MARKHAM | A Cook County judge issued an order Friday requiring Lincoln Mall Holding LLC to come up with at least another $100,000 to help a court-ordered receiver make needed safety repairs to the south suburban shopping mall.

Judge Thomas J. Condon said the holding company, which previously deposited $100,000 into an account, must replenish that fund with another $100,000.

He also scheduled another court hearing for Oct. 4, at which time attorneys for Matteson village government said Friday they will be asking for even more money.

How much has yet to be determined, as John Suzuki, head of the receiver Collateral Trustee, said he will put together a budget in coming weeks to figure out how much money it will take to fix Lincoln Mall. Already, the mall has been found to have problems ranging from exposed electrical wiring, a dismantled sprinkler system, blocked fire exits and a crumbling roof.

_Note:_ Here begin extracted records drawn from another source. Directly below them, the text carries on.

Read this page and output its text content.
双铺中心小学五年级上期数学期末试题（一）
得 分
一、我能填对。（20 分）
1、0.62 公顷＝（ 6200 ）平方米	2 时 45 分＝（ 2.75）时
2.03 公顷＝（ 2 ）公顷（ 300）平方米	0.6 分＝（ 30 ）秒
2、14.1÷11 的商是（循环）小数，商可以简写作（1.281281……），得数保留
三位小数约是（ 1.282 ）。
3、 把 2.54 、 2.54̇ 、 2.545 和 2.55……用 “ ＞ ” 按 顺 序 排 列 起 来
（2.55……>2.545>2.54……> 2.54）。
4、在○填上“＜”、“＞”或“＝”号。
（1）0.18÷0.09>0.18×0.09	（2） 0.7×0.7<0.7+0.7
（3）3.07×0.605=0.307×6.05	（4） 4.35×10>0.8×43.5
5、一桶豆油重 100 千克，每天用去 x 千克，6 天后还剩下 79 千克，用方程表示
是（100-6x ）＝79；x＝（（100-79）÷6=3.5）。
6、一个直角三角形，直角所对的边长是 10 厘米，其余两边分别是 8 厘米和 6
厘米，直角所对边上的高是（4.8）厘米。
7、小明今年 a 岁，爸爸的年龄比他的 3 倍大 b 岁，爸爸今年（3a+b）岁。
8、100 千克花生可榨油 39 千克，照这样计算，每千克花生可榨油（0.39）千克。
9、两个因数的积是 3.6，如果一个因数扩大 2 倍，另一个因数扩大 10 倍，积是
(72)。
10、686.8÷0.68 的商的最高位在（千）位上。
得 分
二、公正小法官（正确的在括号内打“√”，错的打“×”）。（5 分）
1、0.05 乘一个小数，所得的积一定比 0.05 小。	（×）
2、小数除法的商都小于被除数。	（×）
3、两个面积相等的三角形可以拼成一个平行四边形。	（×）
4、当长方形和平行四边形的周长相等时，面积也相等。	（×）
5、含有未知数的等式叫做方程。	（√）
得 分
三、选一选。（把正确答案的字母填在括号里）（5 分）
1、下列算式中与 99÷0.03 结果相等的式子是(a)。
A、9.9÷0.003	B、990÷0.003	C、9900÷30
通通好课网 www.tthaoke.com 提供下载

Thus far, Suzuki has worked to fix some of those blocked fire exits, which used up the initial $100,000. He said completing such work, along with creating new second-floor exits, will cost more money.

Michael Aschenbrenner, an attorney representing Lincoln Mall Holding, said he believes state law prohibits a court-appointed receiver from seeking funding from the property owner to pay for repairs. He said they should either use rent payments from the mall tenants, or issue receiver notes to raise money for the project.

But Condon was skeptical, noting Suzuki has accomplished more in mall repairs during the past month than previous mall owners did during the past five years.

“That is because he is focused on making the building safe, as soon as possible,” Condon said.

John Kennedy, an attorney hired by Matteson, disputed Aschenbrenner’s view that it is wrong to seek funds from the property owner. At one point, he accused the holding company, controlled by New York real estate developer Michael Kohan, of wanting to remove the receiver so the owner could collect rents while doing nothing to fix the property.

“We have seen a year of the owner giving officials the 'yabba dabba',” to get out of making repairs, Kennedy said. “By his own admission, he can pay for repairs, he just doesn’t want to pay the receiver.”

But Aschenbrenner said the rents are not enough money to make all repairs. “You can’t squeeze blood from a turnip,” he said.

By Suzuki’s own accounting, it would cost about $136,000 per month to operate the mall, excluding real estate taxes. The mall is supposed to take in about $152,000 in rent and other fees paid by its tenants.

Suzuki said that leaves little funds left for emergency repairs — such as pipes in a second-floor bathroom that recently burst. The $15,000 cost of that repair used up any excess funds that might have existed for August.

Kennedy said Lincoln Mall currently loses about $1.2 million per year — or as he phrased it, “$100,000 a month under water.”

Kennedy asked Suzuki at one point, “can you make the (shopping mall) property safe based off the rent?”

To which Suzuki said, “No.”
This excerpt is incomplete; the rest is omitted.